This article was previously published under Q260930
This article has been archived. It is offered "as is" and will no longer be updated.
Machine account logon attempts may not work between Windows 2000-based domain controllers. This behavior can occur if the machine account password is changed by the domain controller and enough unsuccessful attempts are made to log on to that account with the wrong password.
The machine account is much like a regular user account, but it is used by domain controllers to facilitate communication between other domain controllers and computers on the network. This account is usually in the form of computername$ and is not editable by the administrator.
If enough unsuccessful logon attempts are made by the server with the machine account, the account becomes disabled. Even after the correct password is finally used to log on to that account, the attempt does not succeed.

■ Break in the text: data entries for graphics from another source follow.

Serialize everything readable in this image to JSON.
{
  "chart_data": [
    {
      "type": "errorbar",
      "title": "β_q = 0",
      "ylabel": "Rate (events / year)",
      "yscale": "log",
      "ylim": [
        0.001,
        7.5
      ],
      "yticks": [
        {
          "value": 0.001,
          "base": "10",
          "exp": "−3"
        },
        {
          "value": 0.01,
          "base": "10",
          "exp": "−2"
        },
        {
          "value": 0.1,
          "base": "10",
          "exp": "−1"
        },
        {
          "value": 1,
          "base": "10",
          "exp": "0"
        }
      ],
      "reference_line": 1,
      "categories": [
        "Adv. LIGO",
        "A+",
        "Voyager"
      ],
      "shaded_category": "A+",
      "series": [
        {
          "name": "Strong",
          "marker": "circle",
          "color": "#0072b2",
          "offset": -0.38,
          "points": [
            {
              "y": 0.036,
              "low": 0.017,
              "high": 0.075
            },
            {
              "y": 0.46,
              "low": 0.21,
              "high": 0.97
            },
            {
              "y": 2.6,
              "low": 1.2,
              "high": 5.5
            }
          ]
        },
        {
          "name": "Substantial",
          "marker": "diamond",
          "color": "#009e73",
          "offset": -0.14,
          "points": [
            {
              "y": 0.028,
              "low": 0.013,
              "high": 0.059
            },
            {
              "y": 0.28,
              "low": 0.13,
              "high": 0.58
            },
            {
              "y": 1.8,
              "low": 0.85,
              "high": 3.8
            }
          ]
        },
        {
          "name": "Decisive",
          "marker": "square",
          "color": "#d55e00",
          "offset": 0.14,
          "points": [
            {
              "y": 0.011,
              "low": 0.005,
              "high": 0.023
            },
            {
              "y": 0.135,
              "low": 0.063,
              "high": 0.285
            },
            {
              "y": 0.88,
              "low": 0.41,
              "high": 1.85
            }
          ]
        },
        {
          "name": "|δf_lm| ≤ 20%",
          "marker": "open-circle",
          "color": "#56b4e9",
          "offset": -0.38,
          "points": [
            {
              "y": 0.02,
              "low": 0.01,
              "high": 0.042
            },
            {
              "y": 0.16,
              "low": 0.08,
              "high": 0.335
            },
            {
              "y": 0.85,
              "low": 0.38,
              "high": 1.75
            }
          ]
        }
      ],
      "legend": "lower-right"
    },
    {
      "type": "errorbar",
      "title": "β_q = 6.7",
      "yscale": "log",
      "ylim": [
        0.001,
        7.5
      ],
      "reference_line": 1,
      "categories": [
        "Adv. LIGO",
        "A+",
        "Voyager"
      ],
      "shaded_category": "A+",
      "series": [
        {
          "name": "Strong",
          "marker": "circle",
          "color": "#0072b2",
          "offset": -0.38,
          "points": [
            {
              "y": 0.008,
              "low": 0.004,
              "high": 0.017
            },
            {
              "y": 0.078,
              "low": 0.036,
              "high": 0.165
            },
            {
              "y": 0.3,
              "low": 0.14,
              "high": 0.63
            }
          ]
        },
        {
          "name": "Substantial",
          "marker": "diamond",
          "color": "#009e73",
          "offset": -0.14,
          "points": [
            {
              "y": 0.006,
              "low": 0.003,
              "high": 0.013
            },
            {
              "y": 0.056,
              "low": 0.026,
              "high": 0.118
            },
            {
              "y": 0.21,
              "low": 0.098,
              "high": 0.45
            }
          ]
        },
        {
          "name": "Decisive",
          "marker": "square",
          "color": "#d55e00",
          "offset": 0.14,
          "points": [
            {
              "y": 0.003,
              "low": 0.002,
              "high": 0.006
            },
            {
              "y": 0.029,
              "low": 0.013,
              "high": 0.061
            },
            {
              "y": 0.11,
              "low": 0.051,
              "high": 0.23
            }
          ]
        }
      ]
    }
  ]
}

After this account has been disabled, there is no way in the Windows 2000 user interface to enable the account. It may also be difficult to tell if the account is actually disabled.
In the worst-case scenario, domain controllers could be prevented from replicating.
In Microsoft Windows NT 4.0, machine accounts are used only for secure channel setups, which ignore the lockout advisory. In Windows 2000, computers use Kereberos logons for the machine accounts, which do use the lockout settings.
To resolve this problem, obtain the latest service pack for Microsoft Windows 2000. For additional information, click the following article number to view the article in the Microsoft Knowledge Base:
260910 How to Obtain the Latest Windows 2000 Service Pack
Microsoft has confirmed that this is a problem in Microsoft Windows 2000. This problem was first corrected in Windows 2000 Service Pack 1.